Tsow Tun Le Lum Healing Centre has been located on land leased from the Snaw-Naw-As First Nation, near Nanaimo, since July of 1986.

The new healing centre will have 16-rooms and 32 beds, reducing the number of beds in each room to two.

The current centre has 10 rooms with more beds in each room.

Executive Director Nola Jeffrey says the need to treat the underlying trauma that causes substance abuse and violence is as great as ever, especially since the news of 215 children buried in unmarked graves at a residential school in Kamloops.

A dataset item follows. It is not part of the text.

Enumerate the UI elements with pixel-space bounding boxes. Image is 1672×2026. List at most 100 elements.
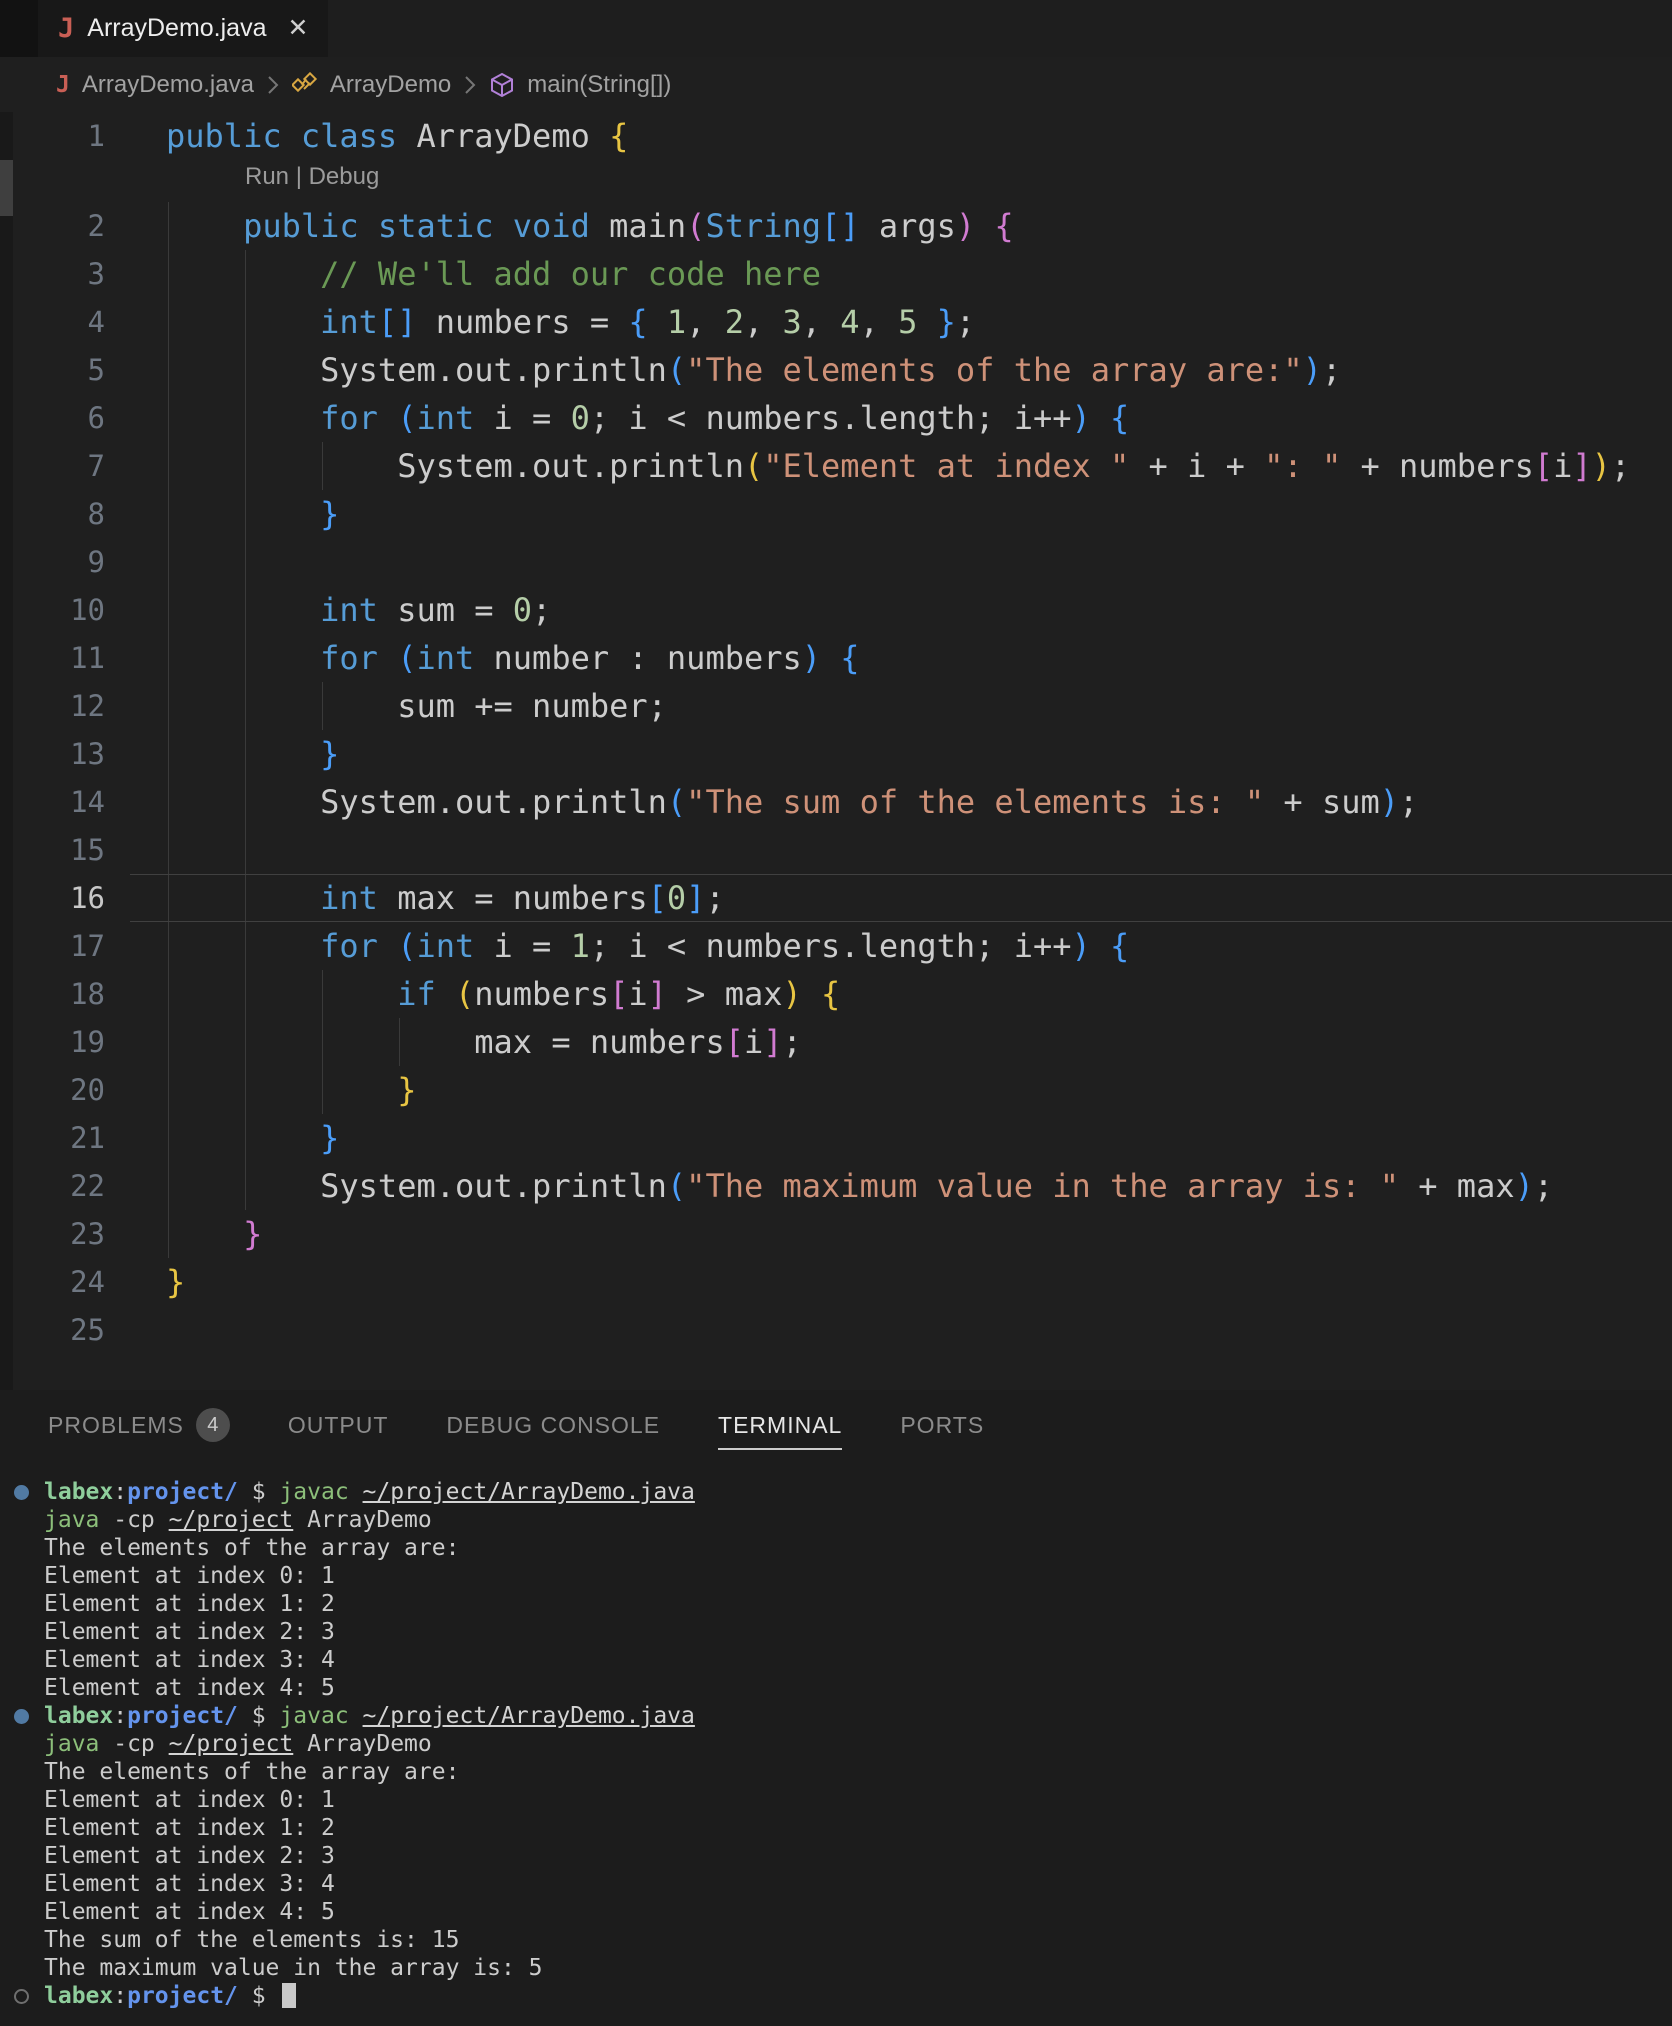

Jeffrey says schools are a place where you go to learn, where they tap into your creativity, your intelligence, to lift you up and support you, and to help you to grow to be an amazing human being, and “those places did not do that.”

They originally offered treatment programs to deal with substance abuse, but Jeffrey says they began to realize they needed to focus on treating the underlying trauma that leads to substance abuse and violence.

“Around 1998, we started our first trauma-specific program for residential school survivors.”

The programs they offer are grounded in Indigenous culture and tradition.

The society says its 50-year lease for the property south of Duncan near Koksilah Road was signed on March 1 with landowner, Jason Campbell.

Jeffrey says they are grateful to be relocating on Indigenous Cowichan land “so we can continue helping our people.”

Trees cut from the land will be used in the construction and décor of the new building.

Architect and Project Manager, Paul Blaser of RBM Architecture says the trees “hold good energy and have been here for the last century,” and says it’s appropriate to use them and keep them.

Some of the funding for the project is being provided by the First Nations Health Authority, but the Tsow-Tun Le Lum Society has also started a Go Fund Me campaign to raise five-Million dollars.